Phrases like "I was not aware," "Yes, but," and "It was not my responsibility" wafted from the witness chair as officials who oversee the county's courts denied knowing that thousands of adolescents were being locked away, often for petty offenses, after hearings in which they had been effectively denied lawyers.
When Luzerne County District Attorney Jacqueline Musto Carroll challenged the 11 members of the state-appointed Interbranch Commission on Juvenile Justice to "tell me what you do when you have a judge who is a crook," she was promptly interrupted by the questioner-in-chief.
"You report him," interjected John M. Cleland, the commission chairman and a judge on the state Superior Court.
Cleland and his fellow panelists have until May 31 to discover how two former judges, Mark A. Ciavarella Jr. and Michael T. Conahan, managed to get away with what federal prosecutors say was a five-year, $2.8 million kickback conspiracy, a scheme that one juvenile-justice advocacy group called "one of the largest and most serious violations of children's rights in the history of the American legal system."
Musto Carroll said she was unaware that more than half the teenagers whose cases came before Ciavarella did not have legal representation. She said the judge's "zero-tolerance" policy was a result of the 1999 Columbine High School shootings.
"I think Judge Ciavarella was probably doing what he thought he ought to do," the district attorney testified. "I have heard in a number of cases, what he did actually straightened out kids' lives. Some went on to get scholarships and college educations."
That brought an angry response from panel member Robert L. Listenbee, head of the juvenile unit of the Defender Association of Philadelphia. "Ms. Carroll, I remind that you and I as attorneys took an oath to uphold the Constitution. There were children here whose basic constitutional rights were being violated every day. Let's keep that in mind."
Lawyer Kenneth J. Horoho Jr., a commissioner from Pittsburgh, offered a litany of questions about Musto Carroll's having not known or questioned Ciavarella's methods. Horoho concluded, "The bottom line is that 'zero tolerance' went unchallenged by your office."
"Don't worry about Luzerne County," Musto Carroll assured the commission. "As long as I'm here, it's in good hands."
Yesterday's first witness was David W. Lupas, Musto Carroll's predecessor as district attorney and now a county judge, who said that none of his assistants ever brought concerns about Ciavarella's conduct to his attention.
Panel member Dwayne D. Woodruff - the head juvenile judge in Allegheny County, and a former Pittsburgh Steelers safety - noted that 54 percent of the children brought before Ciavarella did not have lawyers. "Would you expect your assistant D.A.s to come to you with that?" Woodruff asked.

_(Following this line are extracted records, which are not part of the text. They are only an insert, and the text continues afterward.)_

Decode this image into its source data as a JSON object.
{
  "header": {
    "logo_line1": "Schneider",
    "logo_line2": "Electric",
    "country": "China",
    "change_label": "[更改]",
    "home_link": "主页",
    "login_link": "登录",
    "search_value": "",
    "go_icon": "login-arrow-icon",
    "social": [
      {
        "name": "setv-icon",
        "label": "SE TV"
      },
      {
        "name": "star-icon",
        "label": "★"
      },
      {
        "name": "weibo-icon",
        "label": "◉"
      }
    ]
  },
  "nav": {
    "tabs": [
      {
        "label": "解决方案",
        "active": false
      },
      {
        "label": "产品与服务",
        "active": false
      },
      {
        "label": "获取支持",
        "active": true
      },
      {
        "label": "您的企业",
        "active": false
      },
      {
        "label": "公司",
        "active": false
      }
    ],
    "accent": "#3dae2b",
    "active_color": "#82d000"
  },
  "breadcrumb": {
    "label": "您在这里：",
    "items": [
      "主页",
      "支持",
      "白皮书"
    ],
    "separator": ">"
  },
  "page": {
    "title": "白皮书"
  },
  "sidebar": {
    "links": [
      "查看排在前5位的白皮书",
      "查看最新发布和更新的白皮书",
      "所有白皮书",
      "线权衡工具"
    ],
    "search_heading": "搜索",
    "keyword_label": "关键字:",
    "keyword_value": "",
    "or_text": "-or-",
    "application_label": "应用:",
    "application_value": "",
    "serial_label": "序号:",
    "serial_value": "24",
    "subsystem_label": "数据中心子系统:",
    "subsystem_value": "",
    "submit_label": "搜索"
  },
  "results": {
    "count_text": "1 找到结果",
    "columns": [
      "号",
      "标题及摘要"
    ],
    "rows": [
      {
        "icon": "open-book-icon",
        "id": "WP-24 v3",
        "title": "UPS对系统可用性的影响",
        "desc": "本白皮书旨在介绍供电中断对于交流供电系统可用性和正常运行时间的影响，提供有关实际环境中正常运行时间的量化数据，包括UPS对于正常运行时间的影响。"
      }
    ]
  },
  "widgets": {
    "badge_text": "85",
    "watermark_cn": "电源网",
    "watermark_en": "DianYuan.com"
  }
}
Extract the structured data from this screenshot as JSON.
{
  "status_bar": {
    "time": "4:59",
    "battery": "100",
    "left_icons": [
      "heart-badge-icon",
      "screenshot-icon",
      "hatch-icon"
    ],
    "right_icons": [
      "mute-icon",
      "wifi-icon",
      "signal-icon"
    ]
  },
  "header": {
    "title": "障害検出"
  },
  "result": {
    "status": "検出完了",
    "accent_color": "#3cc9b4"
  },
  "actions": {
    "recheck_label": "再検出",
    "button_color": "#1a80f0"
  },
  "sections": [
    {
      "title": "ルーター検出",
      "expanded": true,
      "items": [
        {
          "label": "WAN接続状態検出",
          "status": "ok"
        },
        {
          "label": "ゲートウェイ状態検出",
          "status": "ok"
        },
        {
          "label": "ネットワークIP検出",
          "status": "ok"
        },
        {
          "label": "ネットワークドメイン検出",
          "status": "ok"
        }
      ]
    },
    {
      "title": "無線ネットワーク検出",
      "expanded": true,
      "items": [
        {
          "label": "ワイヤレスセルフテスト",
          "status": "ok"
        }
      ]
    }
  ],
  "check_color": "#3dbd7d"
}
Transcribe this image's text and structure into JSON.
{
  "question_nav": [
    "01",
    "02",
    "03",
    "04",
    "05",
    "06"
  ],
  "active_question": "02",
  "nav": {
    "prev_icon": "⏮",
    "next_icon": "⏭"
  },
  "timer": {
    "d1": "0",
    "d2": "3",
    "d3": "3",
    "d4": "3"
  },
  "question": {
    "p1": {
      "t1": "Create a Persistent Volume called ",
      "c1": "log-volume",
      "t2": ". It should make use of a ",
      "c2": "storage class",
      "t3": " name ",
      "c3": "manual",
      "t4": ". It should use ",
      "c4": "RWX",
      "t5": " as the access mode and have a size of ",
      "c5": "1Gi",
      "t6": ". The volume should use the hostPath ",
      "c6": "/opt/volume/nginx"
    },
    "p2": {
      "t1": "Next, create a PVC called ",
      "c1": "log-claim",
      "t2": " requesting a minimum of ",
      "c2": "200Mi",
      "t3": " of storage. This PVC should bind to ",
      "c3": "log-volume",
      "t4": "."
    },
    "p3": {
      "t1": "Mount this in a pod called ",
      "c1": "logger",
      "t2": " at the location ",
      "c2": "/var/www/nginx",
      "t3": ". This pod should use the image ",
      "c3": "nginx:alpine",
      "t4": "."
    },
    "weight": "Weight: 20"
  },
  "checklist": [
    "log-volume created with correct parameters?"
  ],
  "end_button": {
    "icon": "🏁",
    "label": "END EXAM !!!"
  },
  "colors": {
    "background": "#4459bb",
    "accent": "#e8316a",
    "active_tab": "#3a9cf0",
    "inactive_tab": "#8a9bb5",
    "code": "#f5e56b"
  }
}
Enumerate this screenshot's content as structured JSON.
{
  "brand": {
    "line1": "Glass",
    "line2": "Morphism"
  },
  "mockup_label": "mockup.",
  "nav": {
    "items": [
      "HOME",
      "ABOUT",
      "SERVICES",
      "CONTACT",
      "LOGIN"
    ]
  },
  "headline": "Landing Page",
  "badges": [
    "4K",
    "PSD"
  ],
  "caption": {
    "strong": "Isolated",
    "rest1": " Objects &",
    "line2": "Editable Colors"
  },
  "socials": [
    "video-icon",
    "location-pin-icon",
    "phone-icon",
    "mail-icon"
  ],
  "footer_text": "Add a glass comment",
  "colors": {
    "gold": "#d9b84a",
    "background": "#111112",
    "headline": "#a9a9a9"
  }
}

"No one came to me," Lupas said.
Cleland interjected, "I could understand a case here and a case there. But 6,000 cases? This went on for years, and it was a massive deprivation of rights. No assistant D.A., no public defender, no private lawyer ever raised a question? That's hard to believe."
Basil G. Russin, who has been chief public defender in Luzerne County since 1980, said that even if he had known the extent of Ciavarella's denial of rights to juvenile defendants, he would not have had many options. "We don't have the time or the money to look into things very deeply. We just do the best we can," he said.
Besides, Russin said, the judges' get-tough stance against juvenile misbehavior had wide public support.
"Everybody loved it. The schools loved it because they got rid of every problem kid. The parents loved it because there were kids they couldn't control. The cops loved it because it got kids off the streets, and the D.A. loved it because they were getting convictions."
In earlier testimony, Sandra Brulo, a former Luzerne County probation official, said she had raised concerns about Ciavarella with her boss, but did not hear back.
"Don't you think you should have taken it further when you didn't get any satisfaction from your supervisor?" asked Ronald P. Williams, a panel member from nearby Wyoming County, raising his arms in amazement.
"I took it to my boss," Brulo replied. "That's as far as I thought I should go."
She testified that probation officers, not attorneys, asked young defendants to sign forms just before they entered Ciavarella's courtroom that waived their right to a lawyer. Commissioner George D. Mosee, a deputy Philadelphia district attorney, asked Brulo if this was a proper role for probation officers.
"We did what the judge instructed us to do," she said.
"Even when their very liberty was at stake?" Mosee asked. Brulo did not answer.
Joseph Massa, senior counsel for the state Judicial Conduct Board, which investigates complaints against judges, told the panel that his agency had acted properly more than two years ago when it referred allegations it received against Ciavarella and Conahan to federal prosecutors.
By not acting on its own, the board allowed the jurists to stay on the bench until they resigned this year. The judges stepped down after a federal grand jury indicted them on racketeering, bribery and fraud charges.
"To allege the [Judicial Conduct Board] members put their heads in the proverbial sand while juveniles in this county were sent to the hoosegow is a disgrace," Massa told the panel.
Ciavarella is accused of taking bribes from operators of two for-profit detention centers in return for sending children to the centers. Conahan is accused of securing lucrative contracts for the private jails, which the state paid according to the numbers of inmates they housed.
Once the scheme was set up, prosecutors say, Ciavarella guaranteed that the jails were filled with a steady stream of juvenile offenders.
Ciavarella and Conahan are awaiting trial. They initially pleaded guilty but withdrew their pleas after a federal judge rejected the terms of their plea agreements.